Его зубы сверкнули в улыбке, и мягко сузился зрачок — тот зрачок неправильной формы, который только у него одного и был на всем белом свете. Врожденная неправильность: в одном глазу к его зрачку будто кто-то прилепил снизу еще ползрачка, и, когда глаз загорался весельем, эта половинка вся светилась, озаряя лицо.
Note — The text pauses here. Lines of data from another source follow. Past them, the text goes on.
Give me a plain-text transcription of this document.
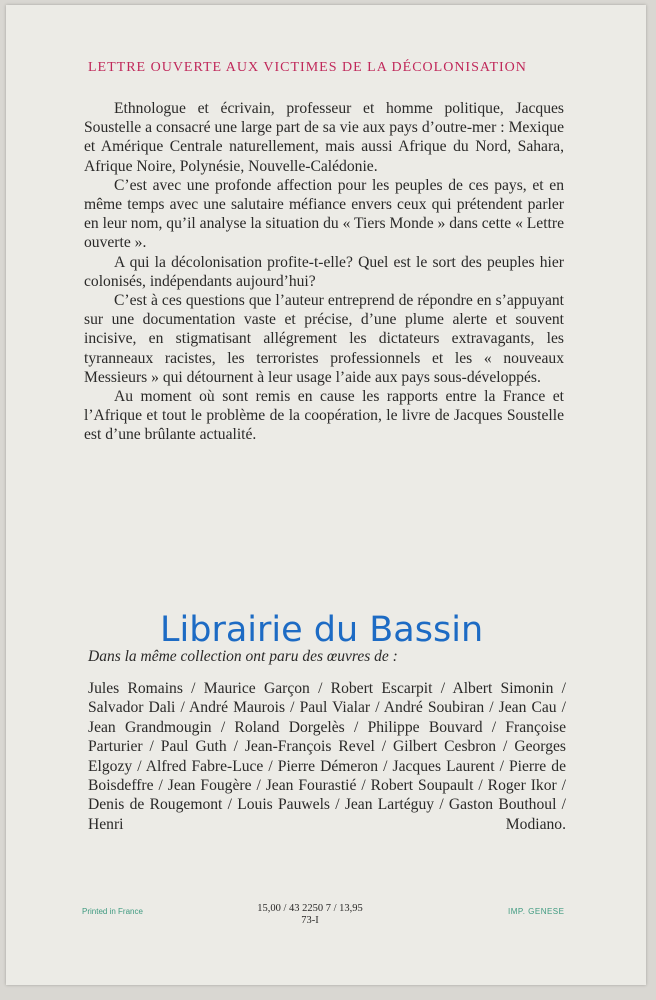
LETTRE OUVERTE AUX VICTIMES DE LA DÉCOLONISATION

Ethnologue et écrivain, professeur et homme politique, Jacques Soustelle a consacré une large part de sa vie aux pays d’outre-mer : Mexique et Amérique Centrale naturellement, mais aussi Afrique du Nord, Sahara, Afrique Noire, Polynésie, Nouvelle-Calédonie.

C’est avec une profonde affection pour les peuples de ces pays, et en même temps avec une salutaire méfiance envers ceux qui prétendent parler en leur nom, qu’il analyse la situation du « Tiers Monde » dans cette « Lettre ouverte ».

A qui la décolonisation profite-t-elle? Quel est le sort des peuples hier colonisés, indépendants aujourd’hui?

C’est à ces questions que l’auteur entreprend de répondre en s’appuyant sur une documentation vaste et précise, d’une plume alerte et souvent incisive, en stigmatisant allégrement les dictateurs extravagants, les tyranneaux racistes, les terroristes professionnels et les « nouveaux Messieurs » qui détournent à leur usage l’aide aux pays sous-développés.

Au moment où sont remis en cause les rapports entre la France et l’Afrique et tout le problème de la coopération, le livre de Jacques Soustelle est d’une brûlante actualité.

Librairie du Bassin
Dans la même collection ont paru des œuvres de :
Jules Romains / Maurice Garçon / Robert Escarpit / Albert Simonin / Salvador Dali / André Maurois / Paul Vialar / André Soubiran / Jean Cau / Jean Grandmougin / Roland Dorgelès / Philippe Bouvard / Françoise Parturier / Paul Guth / Jean-François Revel / Gilbert Cesbron / Georges Elgozy / Alfred Fabre-Luce / Pierre Démeron / Jacques Laurent / Pierre de Boisdeffre / Jean Fougère / Jean Fourastié / Robert Soupault / Roger Ikor / Denis de Rougemont / Louis Pauwels / Jean Lartéguy / Gaston Bouthoul / Henri Modiano.
Printed in France	15,00 / 43 2250 7 / 13,95
73-I
IMP. GENESE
Вспомнил сейчас другую мистификацию, жертвой которой стал как раз Соловьев, правда, когда его уже не было в живых. Приехав в Ленинград года четыре спустя после его смерти, навестил в Пушкине живших там его мать и сестру Зину. За разговорами Зина вдруг извлекла из шкафа книжечку и протянула мне:

— Витя, знаете ли вы это?

«Сахбо»

Увидев только что изданную под таким названием книжку Л. Соловьева, удивился: ничего о ней не знаю, а ведь он мне читал все! Пока Зина ушла ставить чайник, стал листать страницы. Вначале явно его рука, мне ли не знать?! Правда, много словесного мусора, наверное, оттого, что черновик. Однако дальше… Дальше в книгу ворвался чужой язык, сентиментальный, с общими местами и пустой болтовней… Когда Зина вернулась, сказал ей:

— Думаю, начало набросал он, а дальше чужая рука!

— Мне тоже так показалось… — задумчиво сказала Зина.

Прошло несколько лет. Однажды в Москве телефонный звонок: двоюродная сестра Марии Марковны, последней жены Лени, литераторша Н. В. Сталинская спрашивает, не соглашусь ли вместе с нею написать воспоминания о Соловьеве? Пожал плечами — Сталинскую видел всего раза два-три в квартире у Лени: мне с нею писать воспоминания?! Вежливо отказался. Внезапно задает мне вопрос: знаю ли «Сахбо»? Сказал, сразу вспомнив: вначале рука вроде бы и его, а дальше чужая рука!

— Какой вы проницательный! — воскликнула Сталинская. — Это написала я!